It seems like only days ago--and, indeed, it was--that the folks close to Sarah Palin were downplaying her Troopergate scandal back home as a minor conflict that would be amicably resolved. Palin had agreed to cooperate fully with a probe being conducted by the state legislature, and things were proceeding smoothly enough that it appeared subpoenas wouldn't even be issued. The whole issue was being framed less as a scandal than as a misunderstanding everyone wanted to get to the bottom of.

Not any more. Palin lawyered up a couple of days ago, hiring local attorney Thomas Van Flein, and she has abruptly shifted to a far more combative mode. First, Van Flein suggested that Palin might not sit down with investigators for a planned deposition later this month after all, citing the "bad timing" of the investigation. (Given that the investigation preceded her vice presidential nomination, it would seem reasonable to suggest the latter was the "bad timing.") Now, in a move worthy of the political big leagues, Palin has filed an ethics complaint against herself with a state personnel board whose three members she appointed, and demanded that it handle the issue exclusively and the legislature's independent investigation--unanimously authorized by a bipartisan panel--be shut down.
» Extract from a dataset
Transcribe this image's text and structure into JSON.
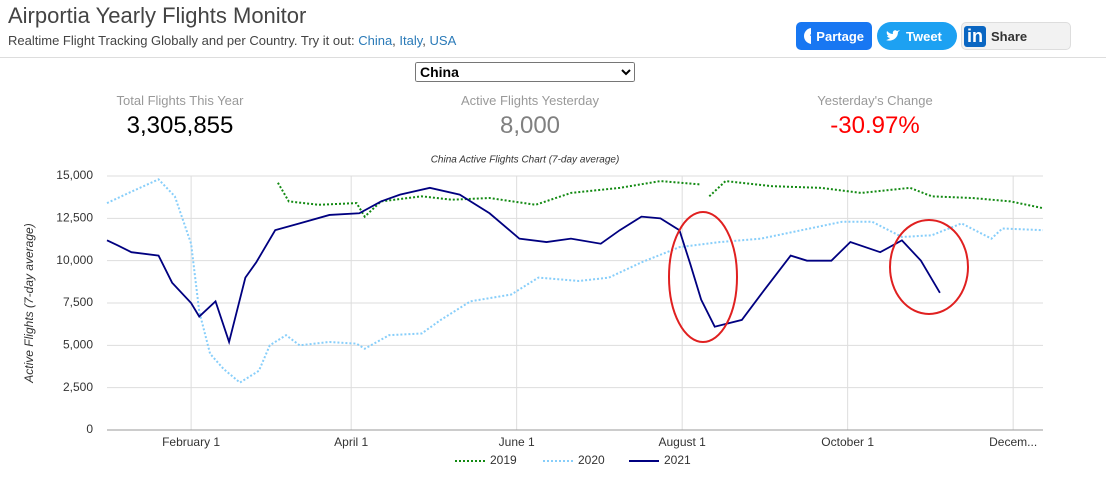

I'm skeptical that this new, aggressive posture will serve Palin well: It ramps up the heat on the story and makes Palin look more like a typical pol under investigation and less like someone with minor issues to resolve back home. But evidently those around Palin--perhaps on the McCain campaign staff?--have now concluded that there is enough there there to make stonewalling preferable to downplaying. Either that or Palin felt that resisting legislative inquiries is an area where she needed to bone up if she was going to serve in a GOP administration.